In December, Ford unveiled its latest research vehicle, a Ford Fusion Hybrid equipped with Lidar (laser-radar) rigs, cameras and other sensor arrays, all intended to generate a real-time representation of the world around the car. Such a car can “see” in all directions, allowing it not only to take in far more stimuli than even the most alert driver, but also to react to that information far more quickly. That’s where Stanford and MIT come in.
MIT is developing algorithms that will allow an autonomous driving system to predict the future locations of cars, pedestrians and other obstacles. It’s not good enough for a car to merely sense the location of nearby vehicles when it switches lanes or swerves to avoid an accident.

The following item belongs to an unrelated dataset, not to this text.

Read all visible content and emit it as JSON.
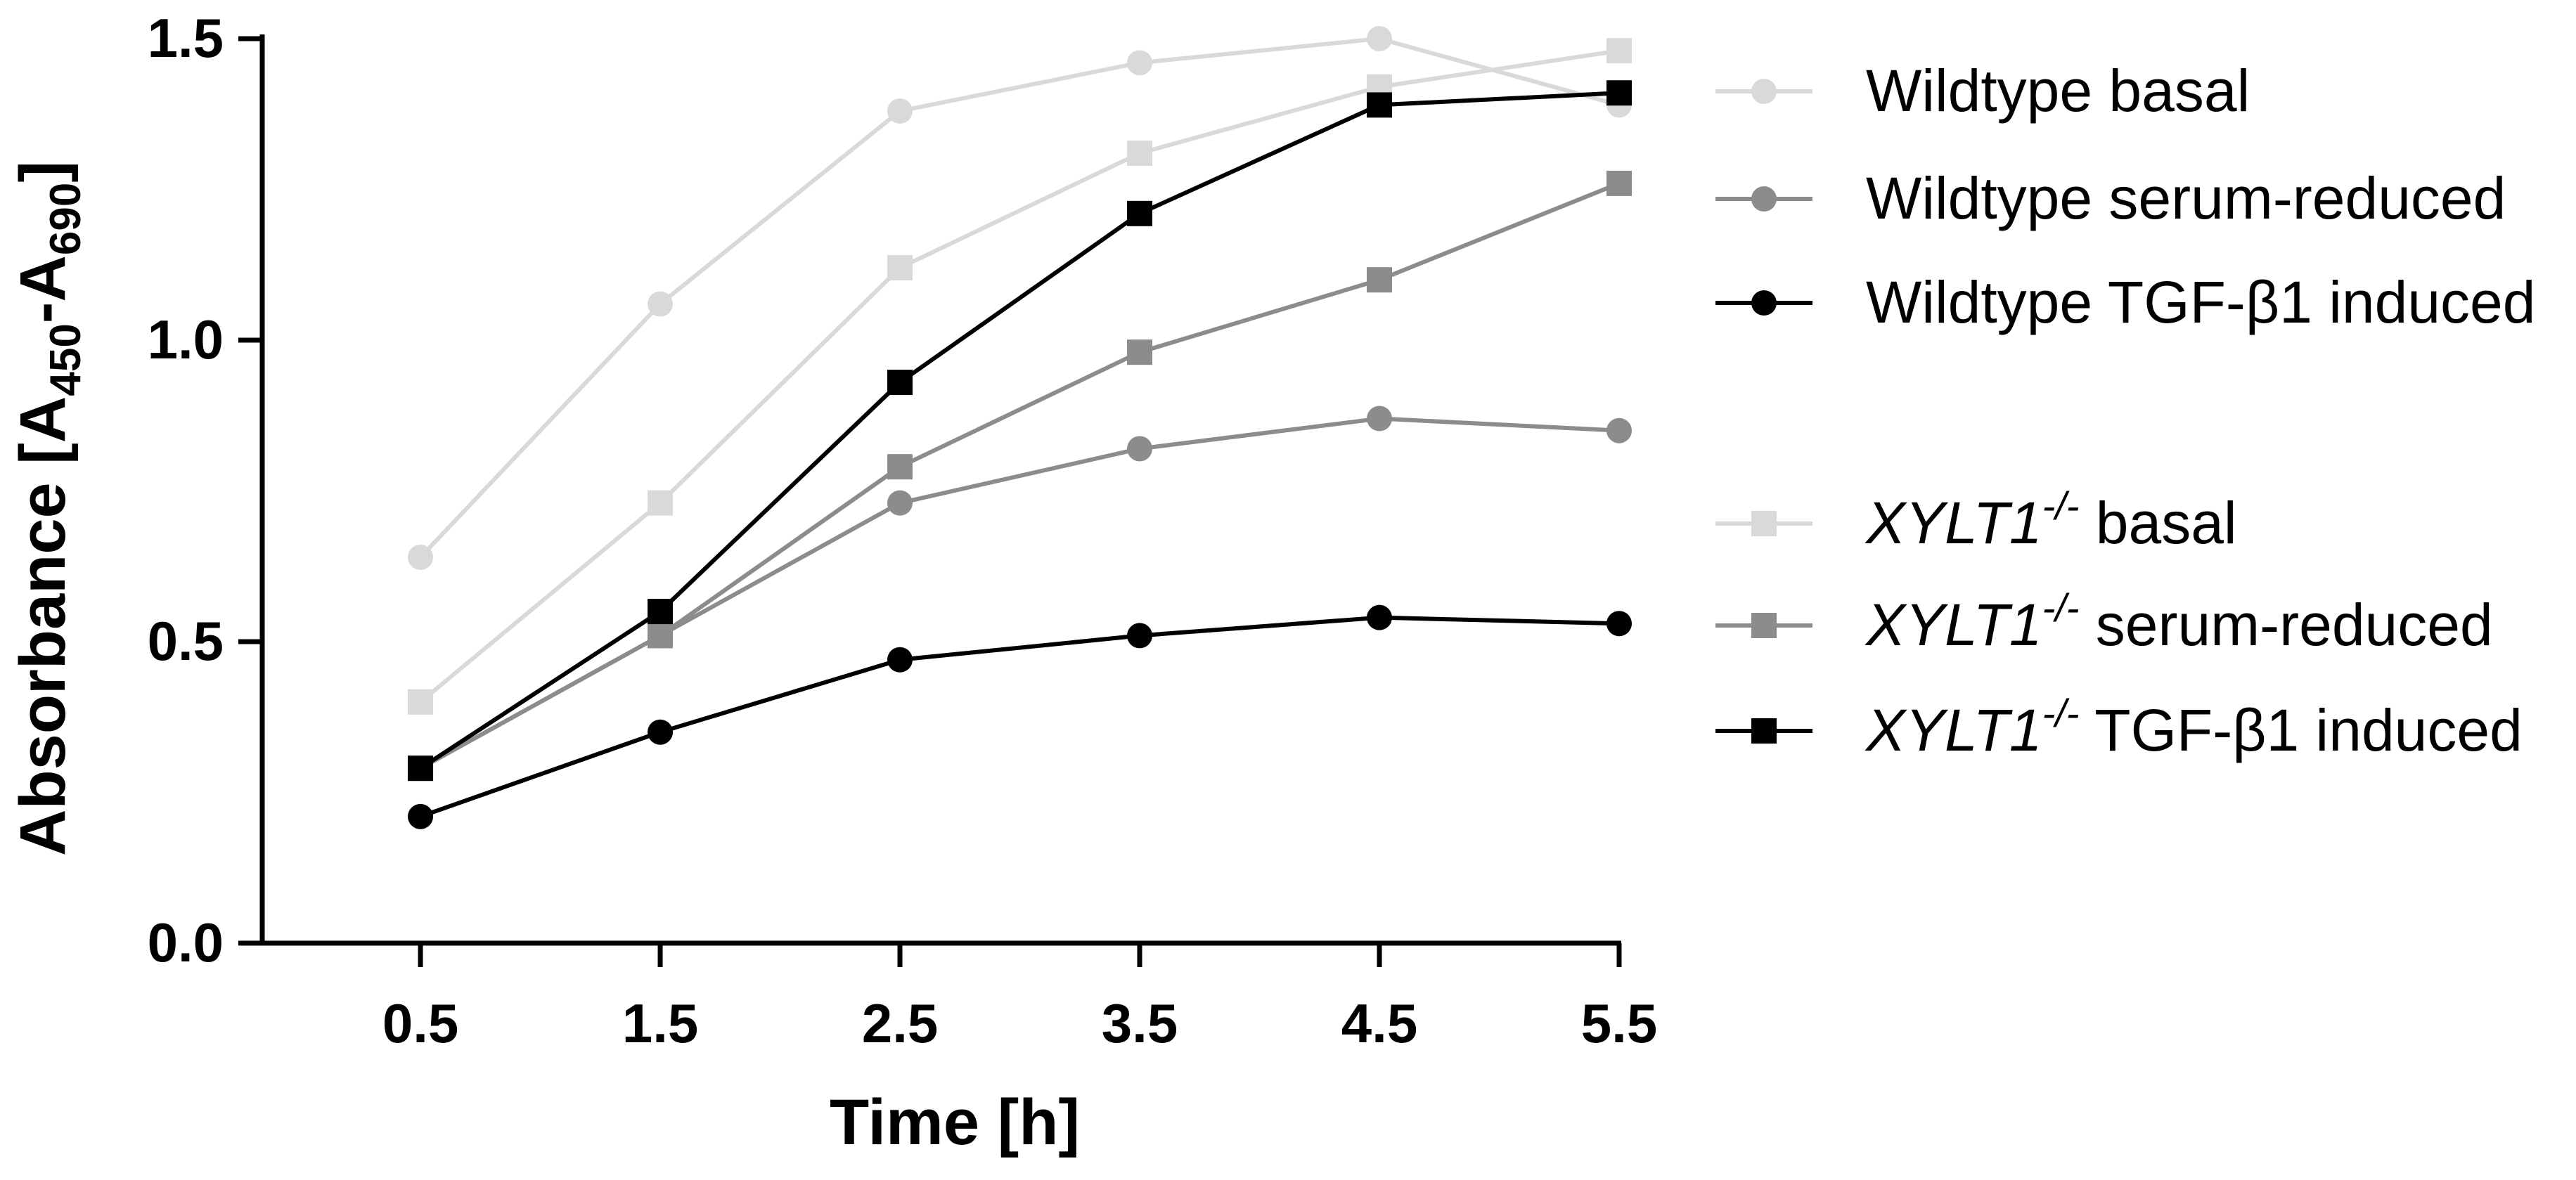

It has to know where those vehicles will be a split-second later. Otherwise the car will avoid one accident only to cause another.
That means not only measuring other vehicles’ current speed and trajectory but anticipating how their drivers – or their autonomous vehicle systems – will react to the situation. Basically MIT is trying to create a vehicle brain smart enough to assess risks and outcomes and navigate its course accordingly.
Stanford is doing something a bit different. It’s trying to extend the sensory field of the car by helping it see around obstacles so it can react to dangers the driver can’t immediately see. Stanford and Ford didn’t offer any specifics on just how they would accomplish that feat, by my bet is it has to do with Ford and the automotive industry’s work on inter-vehicle networking.
Future autonomous cars won’t just be able to sense their surroundings, they’ll be able to communicate with other vehicles using a secure form of Wi-Fi. For instance, Australian startup Cohda Wireless is developing to vehicle-to-vehicle networking technology that would allow two cars to let each other know they’re approaching one another at a blind intersection.
Ford and other major automakers are working with the University of Michigan and the National Highway Traffic Safety Administration to build vehicle-to-infrastructure grids that would allow cars to tap into highway sensors, giving them a kind of omniscient view of the overall road. With such technology other cars could reveal their intentions before they even take action, making other connected vehicles much more responsive. They could also share their sensor data, so even if only one of the cars far ahead of you is connected to the vehicle grid, that lone vehicle could still tell you what the other cars around it are doing.
While every major automaker is working on autonomous driving technology, Ford has been particularly aggressive. In a recent interview, executive chairman Bill Ford told me how the automaker is trying to use connected vehicle technology to propel the company into a new golden age of automotive innovation.